Valentine let the rest hang in the air. So Paul might draw his own conclusions, he supposed. Actually he didn’t have any. He didn’t care what Valentine did when it was all over; wouldn’t mind a jot if he never laid eyes on the man again. He was more concerned with himself, wanting it all to be over so that he could get back home and at the same time not wanting to leave until certain things had been settled. And things that were nothing to do with Kolchak and the Allies. Or Valentine, for that matter.

‘And the Legion?’ he said again, to get the conversation and his mind off Sofya and back on the matter at hand.

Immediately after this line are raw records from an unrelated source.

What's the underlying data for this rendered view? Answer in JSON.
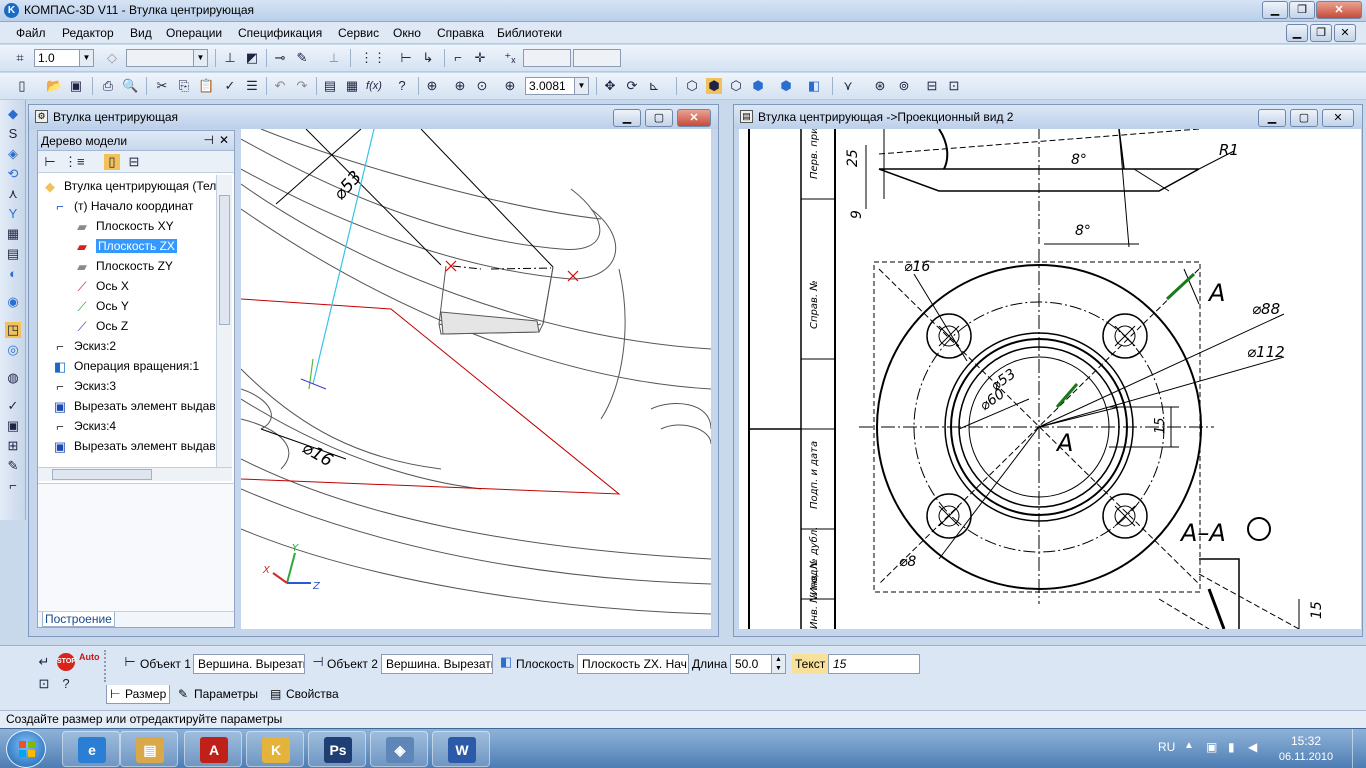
{
  "app": {
    "title": "КОМПАС-3D V11 - Втулка центрирующая",
    "icon": "kompas-logo-icon"
  },
  "menu": [
    "Файл",
    "Редактор",
    "Вид",
    "Операции",
    "Спецификация",
    "Сервис",
    "Окно",
    "Справка",
    "Библиотеки"
  ],
  "toolbar1": {
    "step_value": "1.0",
    "layer_value": ""
  },
  "toolbar2": {
    "zoom_value": "3.0081"
  },
  "window3d": {
    "title": "Втулка центрирующая"
  },
  "window2d": {
    "title": "Втулка центрирующая ->Проекционный вид 2"
  },
  "tree": {
    "header": "Дерево модели",
    "items": [
      {
        "label": "Втулка центрирующая (Тел-",
        "icon": "part-icon"
      },
      {
        "label": "(т) Начало координат",
        "icon": "origin-icon"
      },
      {
        "label": "Плоскость XY",
        "icon": "plane-icon"
      },
      {
        "label": "Плоскость ZX",
        "icon": "plane-red-icon",
        "selected": true
      },
      {
        "label": "Плоскость ZY",
        "icon": "plane-icon"
      },
      {
        "label": "Ось X",
        "icon": "axis-red-icon"
      },
      {
        "label": "Ось Y",
        "icon": "axis-green-icon"
      },
      {
        "label": "Ось Z",
        "icon": "axis-purple-icon"
      },
      {
        "label": "Эскиз:2",
        "icon": "sketch-icon"
      },
      {
        "label": "Операция вращения:1",
        "icon": "revolve-icon"
      },
      {
        "label": "Эскиз:3",
        "icon": "sketch-icon"
      },
      {
        "label": "Вырезать элемент выдав",
        "icon": "cut-extrude-icon"
      },
      {
        "label": "Эскиз:4",
        "icon": "sketch-icon"
      },
      {
        "label": "Вырезать элемент выдав",
        "icon": "cut-extrude-icon"
      }
    ],
    "footer_tab": "Построение"
  },
  "view3d": {
    "dim_53": "⌀53",
    "dim_16": "⌀16",
    "axis_x": "X",
    "axis_y": "Y",
    "axis_z": "Z"
  },
  "drawing": {
    "dims": {
      "d25": "25",
      "d9": "9",
      "ang8a": "8°",
      "ang8b": "8°",
      "r1": "R1",
      "d16": "⌀16",
      "d88": "⌀88",
      "d112": "⌀112",
      "d53": "⌀53",
      "d60": "⌀60",
      "d8": "⌀8",
      "d15": "15",
      "d15b": "15"
    },
    "section_letter": "A",
    "section_letter2": "A",
    "section_label": "A–A",
    "stamp": [
      "Инв. № подл.",
      "Подп. и дата",
      "Справ. №",
      "Перв. примен.",
      "Подп. и дата",
      "Инв. № дубл."
    ]
  },
  "props": {
    "obj1_label": "Объект 1",
    "obj1_value": "Вершина. Вырезать",
    "obj2_label": "Объект 2",
    "obj2_value": "Вершина. Вырезать",
    "plane_label": "Плоскость",
    "plane_value": "Плоскость ZX. Нач",
    "length_label": "Длина",
    "length_value": "50.0",
    "text_label": "Текст",
    "text_value": "15",
    "tabs": [
      "Размер",
      "Параметры",
      "Свойства"
    ],
    "auto_label": "Auto",
    "stop_label": "STOP"
  },
  "status": "Создайте размер или отредактируйте параметры",
  "taskbar": {
    "apps": [
      {
        "name": "ie",
        "glyph": "e",
        "color": "#2a7fd4"
      },
      {
        "name": "explorer",
        "glyph": "▤",
        "color": "#d9a84a"
      },
      {
        "name": "acrobat",
        "glyph": "A",
        "color": "#c0201a"
      },
      {
        "name": "kompas",
        "glyph": "K",
        "color": "#e3b33c"
      },
      {
        "name": "photoshop",
        "glyph": "Ps",
        "color": "#1f3f74"
      },
      {
        "name": "kompas3d",
        "glyph": "◈",
        "color": "#5f86b8"
      },
      {
        "name": "word",
        "glyph": "W",
        "color": "#2b5aa8"
      }
    ],
    "lang": "RU",
    "time": "15:32",
    "date": "06.11.2010"
  }
}
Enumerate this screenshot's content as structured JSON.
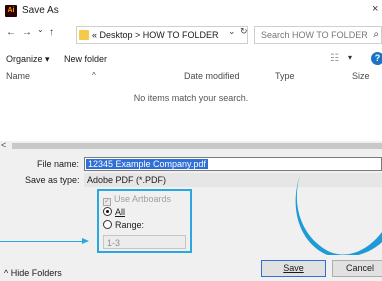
{
  "window": {
    "app_icon_text": "Ai",
    "title": "Save As",
    "close_glyph": "×"
  },
  "nav": {
    "back_glyph": "←",
    "forward_glyph": "→",
    "recent_glyph": "⌄",
    "up_glyph": "↑",
    "breadcrumb": "« Desktop  >  HOW TO FOLDER",
    "dropdown_glyph": "⌄",
    "refresh_glyph": "↻",
    "search_placeholder": "Search HOW TO FOLDER",
    "search_glyph": "⌕"
  },
  "toolbar": {
    "organize": "Organize ▾",
    "new_folder": "New folder",
    "view_glyph": "☷",
    "view_drop_glyph": "▾",
    "help_glyph": "?"
  },
  "columns": {
    "sort_caret": "^",
    "name": "Name",
    "date_modified": "Date modified",
    "type": "Type",
    "size": "Size"
  },
  "file_list": {
    "empty_message": "No items match your search."
  },
  "hscroll": {
    "left_glyph": "<"
  },
  "form": {
    "file_name_label": "File name:",
    "file_name_value": "12345 Example Company.pdf",
    "save_type_label": "Save as type:",
    "save_type_value": "Adobe PDF (*.PDF)",
    "use_artboards_label": "Use Artboards",
    "use_artboards_checked": true,
    "all_label": "All",
    "range_label": "Range:",
    "range_value": "1-3",
    "hide_folders_label": "^  Hide Folders",
    "save_button": "Save",
    "cancel_button": "Cancel"
  },
  "colors": {
    "selection": "#2f6fd6",
    "highlight": "#2aa7de",
    "help": "#1a73c7",
    "folder": "#f7c948"
  }
}
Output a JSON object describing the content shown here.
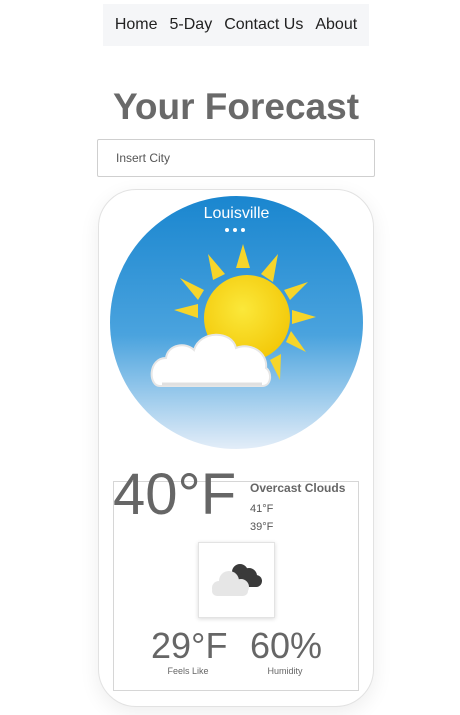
{
  "nav": {
    "items": [
      {
        "label": "Home"
      },
      {
        "label": "5-Day"
      },
      {
        "label": "Contact Us"
      },
      {
        "label": "About"
      }
    ]
  },
  "page": {
    "title": "Your Forecast"
  },
  "search": {
    "placeholder": "Insert City"
  },
  "weather": {
    "city": "Louisville",
    "temperature": "40°F",
    "description": "Overcast Clouds",
    "high": "41°F",
    "low": "39°F",
    "icon": "overcast-clouds-icon",
    "feels_like": {
      "value": "29°F",
      "label": "Feels Like"
    },
    "humidity": {
      "value": "60%",
      "label": "Humidity"
    }
  },
  "colors": {
    "sky_top": "#1e88d0",
    "sky_bottom": "#dfeaf6",
    "sun": "#f5d40a",
    "text_gray": "#666666"
  }
}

‘The Czechs and Slovaks? I should imagine what they are going to have to do is hold the line while the Whites raise a decent Russian army. That’s what Knox wants. Then I suppose they can either evacuate through Vladivostok as planned or, once the Red Army is rolled up, take the short route home to their new country.’

Paul dunked his bread in what was left of the dripping. It sounded easy. But it wasn’t, of course. He knew for a fact that the Legion was sick of fighting. They might be prepared to do it on their own behalf but not for the sake of the sort of reactionary regime that someone like Kolchak might lead. They had more in common with the revolutionaries than with the sort of government the admiral would head.

‘Ward told me,’ he said to Valentine, ‘that Knox expressed the opinion that he’d be just as happy to see Gajda in control as Kolchak.’